Australian rules football in Africa is most organised in South Africa, although there are programs under development in many African nations including Botswana, Egypt, Ghana, Kenya and Zimbabwe and there are plans to introduce the sport into more African countries.

Since the 1980s and increase in immigration from Africa to Australia has seen a rapid rise in the number of Africans playing professionally in the Australian Football League, among the first in the modern era were Stephen Lawrence and Damien Cupido. Prior to that only a handful of South Africans of European heritage had played Australian rules football at the highest level with the earliest known being Aubrey MacKenzie (Melbourne 1914, St Kilda 1922–1924). The success of Majak Daw saw a rise in the popularity of AFL among South Sudanese migrants which have attracted the attention of AFL recruiters in search for the combination of height and athleticism.

Botswana
The government of Botswana approached the AFL in 2009 with a view to extending the FootyWILD program from South Africa across the border into Botswana.  Australian football in South Africa began in the North West Province, an area bordering Botswana and with numerous cultural, linguistic and historical ties to the neighboring country.

Egypt
Australian rules football was played by the ANZACs in Egypt during World War I. The sport has since been revived by Australian expats, with an Auskick program being started in Cairo. The Australian Embassy in Cairo has backed the program.

Ghana
Australian football was played on a non-organised level in Ghana in 2007, where traveling Australians played with children.

In early 2009, AFL club the Western Bulldogs announced that they were in talks with Azumah Nelson regarding the introduction of Australian rules football at the Azumah Nelson Foundation (AZNEF) Sports Academy. Nelson was quoted as saying "Once we become familiar with handling the oval shaped ball, I am sure that Ghana will produce many champions for the AFL Clubs in Australia" The Bulldogs also stated that they may travel to Ghana to visit the AZNEF Sports Academy in future.

Kenya
There have been efforts to start the sport at junior level since 2004. Gus Horsey from the Baltimore Washington Eagles from the United States Australian Football League visited the country in February and September, running several footy clinics and organising a grand final between four local teams in Nairobi.
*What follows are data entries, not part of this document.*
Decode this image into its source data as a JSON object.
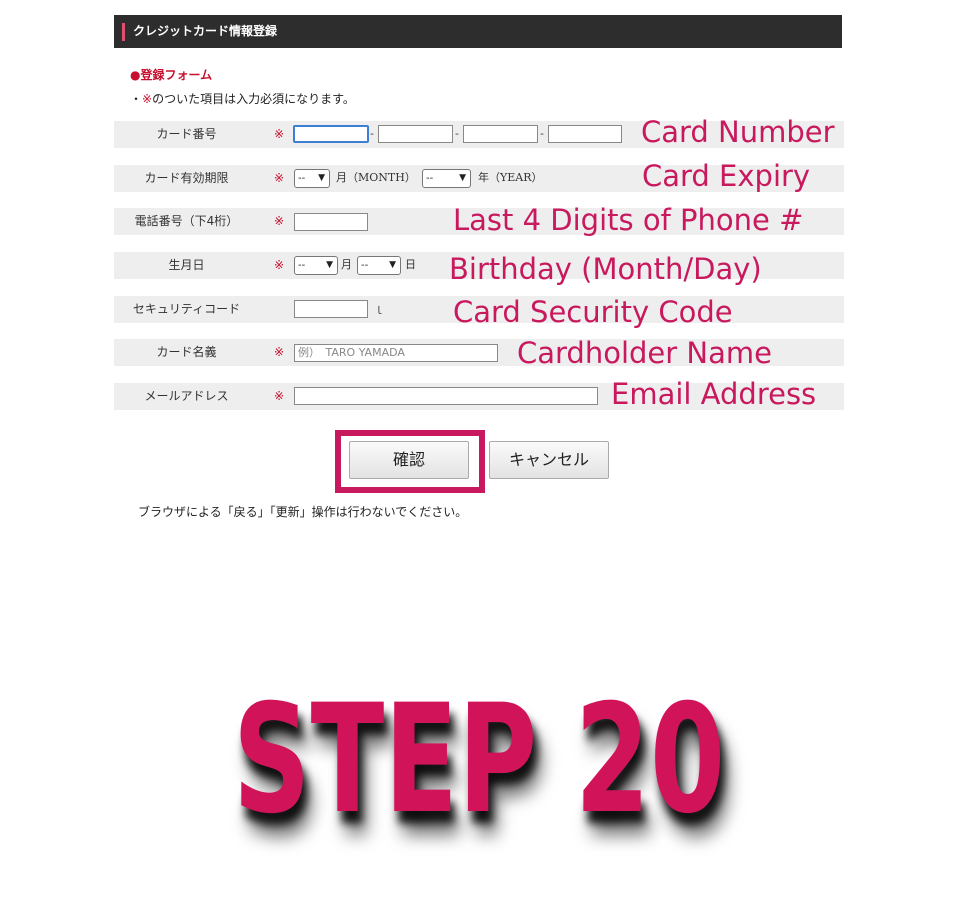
{
  "header": {
    "title": "クレジットカード情報登録"
  },
  "form": {
    "title": "●登録フォーム",
    "note_prefix": "・",
    "note_mark": "※",
    "note_text": "のついた項目は入力必須になります。"
  },
  "rows": {
    "card_number": {
      "label": "カード番号",
      "required": "※",
      "separator": "-",
      "annotation": "Card Number"
    },
    "card_expiry": {
      "label": "カード有効期限",
      "required": "※",
      "month_value": "--",
      "month_unit": "月（MONTH）",
      "year_value": "--",
      "year_unit": "年（YEAR）",
      "annotation": "Card Expiry"
    },
    "phone": {
      "label": "電話番号（下4桁）",
      "required": "※",
      "annotation": "Last 4 Digits of Phone #"
    },
    "birthday": {
      "label": "生月日",
      "required": "※",
      "month_value": "--",
      "month_unit": "月",
      "day_value": "--",
      "day_unit": "日",
      "annotation": "Birthday (Month/Day)"
    },
    "security_code": {
      "label": "セキュリティコード",
      "help": "ｌ",
      "annotation": "Card Security Code"
    },
    "cardholder_name": {
      "label": "カード名義",
      "required": "※",
      "placeholder": "例）　TARO YAMADA",
      "annotation": "Cardholder Name"
    },
    "email": {
      "label": "メールアドレス",
      "required": "※",
      "annotation": "Email Address"
    }
  },
  "buttons": {
    "confirm": "確認",
    "cancel": "キャンセル"
  },
  "footer_note": "ブラウザによる「戻る」「更新」操作は行わないでください。",
  "step_label": "STEP 20",
  "colors": {
    "accent": "#c8195e",
    "required": "#c8102e",
    "header_bg": "#2d2d2d"
  }
}
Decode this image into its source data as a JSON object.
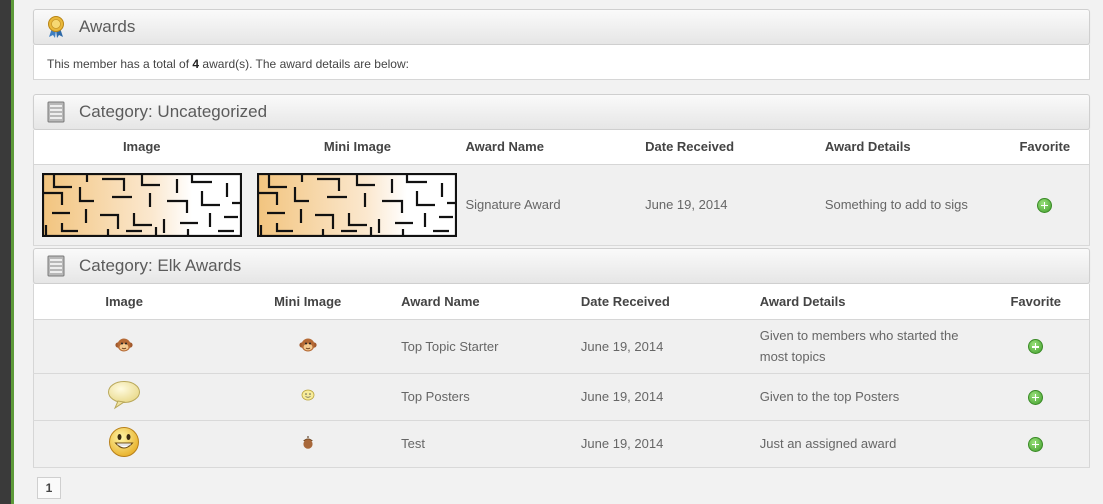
{
  "awards_header": {
    "title": "Awards",
    "icon": "ribbon-icon"
  },
  "summary": {
    "prefix": "This member has a total of ",
    "count": "4",
    "suffix": " award(s). The award details are below:"
  },
  "categories": [
    {
      "title": "Category: Uncategorized",
      "icon": "server-icon",
      "columns": [
        "Image",
        "Mini Image",
        "Award Name",
        "Date Received",
        "Award Details",
        "Favorite"
      ],
      "rows": [
        {
          "image": "maze-image",
          "mini_image": "maze-image",
          "award_name": "Signature Award",
          "date_received": "June 19, 2014",
          "award_details": "Something to add to sigs",
          "favorite": "add-favorite-icon"
        }
      ]
    },
    {
      "title": "Category: Elk Awards",
      "icon": "server-icon",
      "columns": [
        "Image",
        "Mini Image",
        "Award Name",
        "Date Received",
        "Award Details",
        "Favorite"
      ],
      "rows": [
        {
          "image": "monkey-icon",
          "mini_image": "monkey-icon",
          "award_name": "Top Topic Starter",
          "date_received": "June 19, 2014",
          "award_details": "Given to members who started the most topics",
          "favorite": "add-favorite-icon"
        },
        {
          "image": "speech-bubble-icon",
          "mini_image": "small-smiley-icon",
          "award_name": "Top Posters",
          "date_received": "June 19, 2014",
          "award_details": "Given to the top Posters",
          "favorite": "add-favorite-icon"
        },
        {
          "image": "grinning-smiley-icon",
          "mini_image": "acorn-icon",
          "award_name": "Test",
          "date_received": "June 19, 2014",
          "award_details": "Just an assigned award",
          "favorite": "add-favorite-icon"
        }
      ]
    }
  ],
  "pagination": {
    "current_page": "1"
  },
  "colors": {
    "accent_green": "#5d9a3a",
    "favorite_green": "#3f9c2a"
  }
}
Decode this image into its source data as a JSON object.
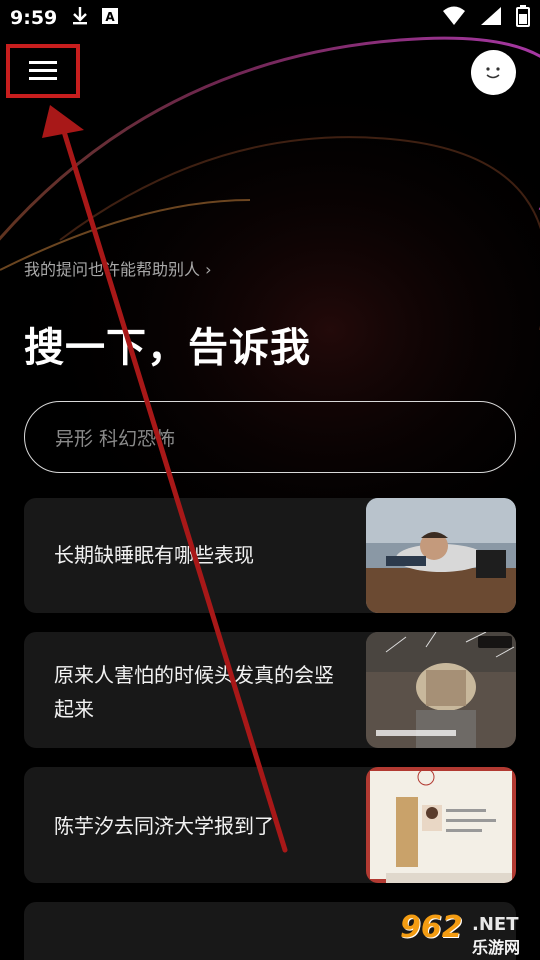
{
  "status_bar": {
    "time": "9:59",
    "icons_left": [
      "download-icon",
      "font-a-icon"
    ],
    "icons_right": [
      "wifi-icon",
      "signal-icon",
      "battery-icon"
    ]
  },
  "header": {
    "menu_icon": "hamburger-menu-icon",
    "avatar_icon": "smiley-avatar-icon"
  },
  "hint": {
    "label": "我的提问也许能帮助别人",
    "chevron": "›"
  },
  "title": "搜一下，告诉我",
  "search": {
    "placeholder": "异形 科幻恐怖"
  },
  "cards": [
    {
      "text": "长期缺睡眠有哪些表现",
      "thumb": "person-sleeping-on-desk-photo"
    },
    {
      "text": "原来人害怕的时候头发真的会竖起来",
      "thumb": "hair-standing-video-thumb"
    },
    {
      "text": "陈芋汐去同济大学报到了",
      "thumb": "university-certificate-photo"
    }
  ],
  "watermark": {
    "number": "962",
    "net": ".NET",
    "site": "乐游网"
  },
  "colors": {
    "background": "#000000",
    "card_bg": "#181818",
    "annotation_red": "#c81e1e"
  }
}
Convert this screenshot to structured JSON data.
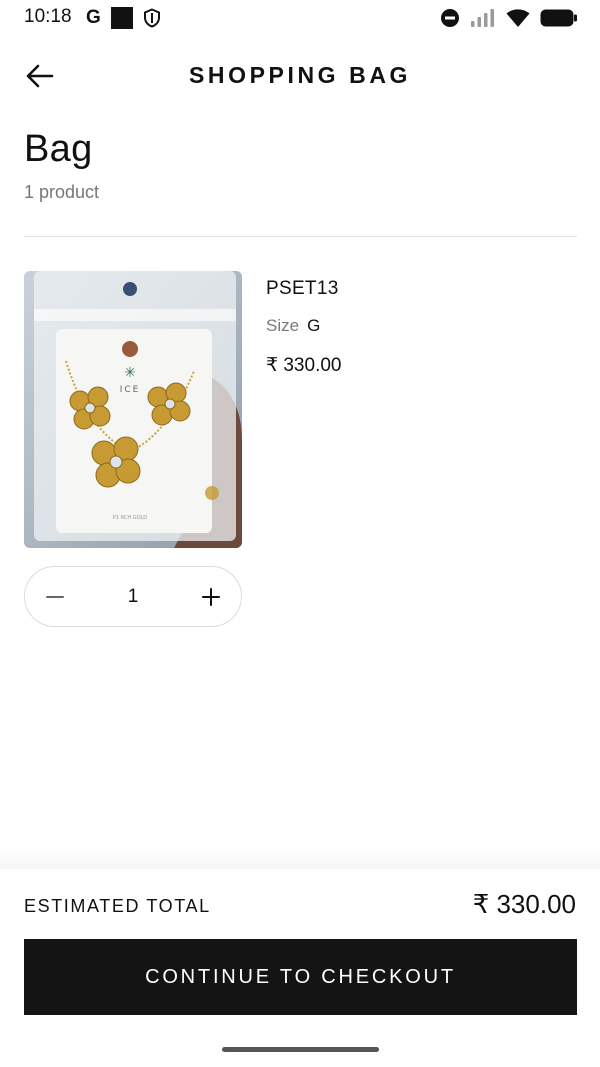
{
  "status_bar": {
    "time": "10:18",
    "g_label": "G",
    "left_icons": [
      "google-icon",
      "square-icon",
      "shield-icon"
    ],
    "right_icons": [
      "dnd-icon",
      "signal-icon",
      "wifi-icon",
      "battery-icon"
    ]
  },
  "header": {
    "title": "SHOPPING BAG",
    "back_icon": "arrow-left-icon"
  },
  "bag": {
    "title": "Bag",
    "count": "1 product"
  },
  "items": [
    {
      "name": "PSET13",
      "size_label": "Size",
      "size_value": "G",
      "price": "₹ 330.00",
      "quantity": "1",
      "image": {
        "brand_text": "ICE",
        "card_text": "P1 RCH GOLD"
      }
    }
  ],
  "footer": {
    "total_label": "ESTIMATED TOTAL",
    "total_value": "₹ 330.00",
    "checkout_label": "CONTINUE TO CHECKOUT"
  },
  "colors": {
    "primary": "#141414",
    "muted_text": "#777777",
    "divider": "#e3e3e3"
  }
}
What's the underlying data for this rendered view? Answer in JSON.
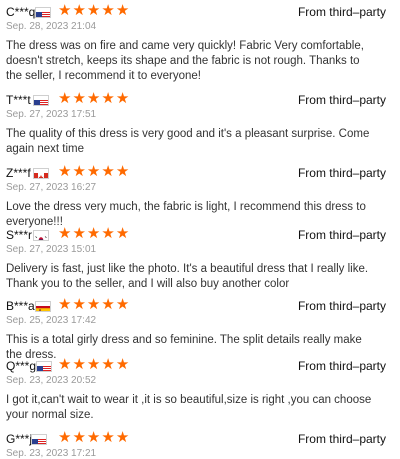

During Horsey's second visit to Kenya to coach Australian rules, he regularly trained over 100 children after school with help from local soccer coaches, although plans through USFooty Kids to continue the clinics in the future did not go ahead.

The AFL reported in 2009 that junior clinics were being conducted in Kenya under the same model as FootyWILD in South Africa.

In 2015, schoolboys international matches were held on the Kenya-Tanzania border.

Senegal
Australian rules football was played sporadically in Senegal during the 1990s, after Darwin-based Mark Moretti visited Dakar for two months in 1991. Moretti had introduced the sport to local children originally as an example of overseas culture, but there was interest from both the children and some local soccer administrators in continuing the sport.  When Moretti returned in 1997 there had not been any progress, so he organised some footballs and other material to be sent to Senegal and the country was represented at the International Australian Football Council AGM in Darwin in 1999. Around this time, two teams were established, named the Crocodiles and the Hares, but the sport has since disappeared in the country.

A team representing Senegal appeared at the "World 9s" in Catalonia in 2008, consisting of Senegalese nationals resident in Spain and competing in the Catalan AFL.

South Africa

The Witwatersrand Gold Rush brought miners from Australia to South Africa and records indicate that it was played from the 1880s to 1909 and was for a time during 1904, the most popular football code in the colony. It was reintroduced by the Australian Defence Force in 1997 and in the 2000s became one of the fastest growing places for the sport outside of Australia, becoming widely played in the North West Province with tens of thousands of players. The governing body is AFL South Africa.

Uganda
Non-organised Australian football at junior level featuring locals has been played in Uganda in 2006.

Western Sahara
Australian football was played on an informal basis in Western Sahara in 2008.

Zimbabwe
The sport of Australian rules football is in its early stages of development in Zimbabwe, with Australian Football Zimbabwe in the planning stage, with its main aims being to combine Aussie rules football as a developing sport, with health clinics and information sessions to be run to assist disadvantaged and sick children.

In 2020, AFL Zimbabwe was formed as the governing body for the sport in Zimbabwe.

Indigenous African Australians
An increasing number of players descended from the Indigenous peoples of Africa have played professionally in the Australian Football League, holding African Australian identity. The successful career of Majak Daw in the AFL is credited as having inspired many children from the South Sudanese migrant community in Australia to take up the sport.

Team Africa at the International Cup
A team known as Team Africa, drawn from various Melbourne African communities, competed in the 2008 Australian Football International Cup's Multicultural Challenge, playing matches against South Africa, Tonga and an Asian community side dubbed Team Asia.

Team Africa's players were from countries including Somalia, Egypt, Ethiopia, Sudan, Nigeria, Kenya, South Africa, Zimbabwe and Djibouti.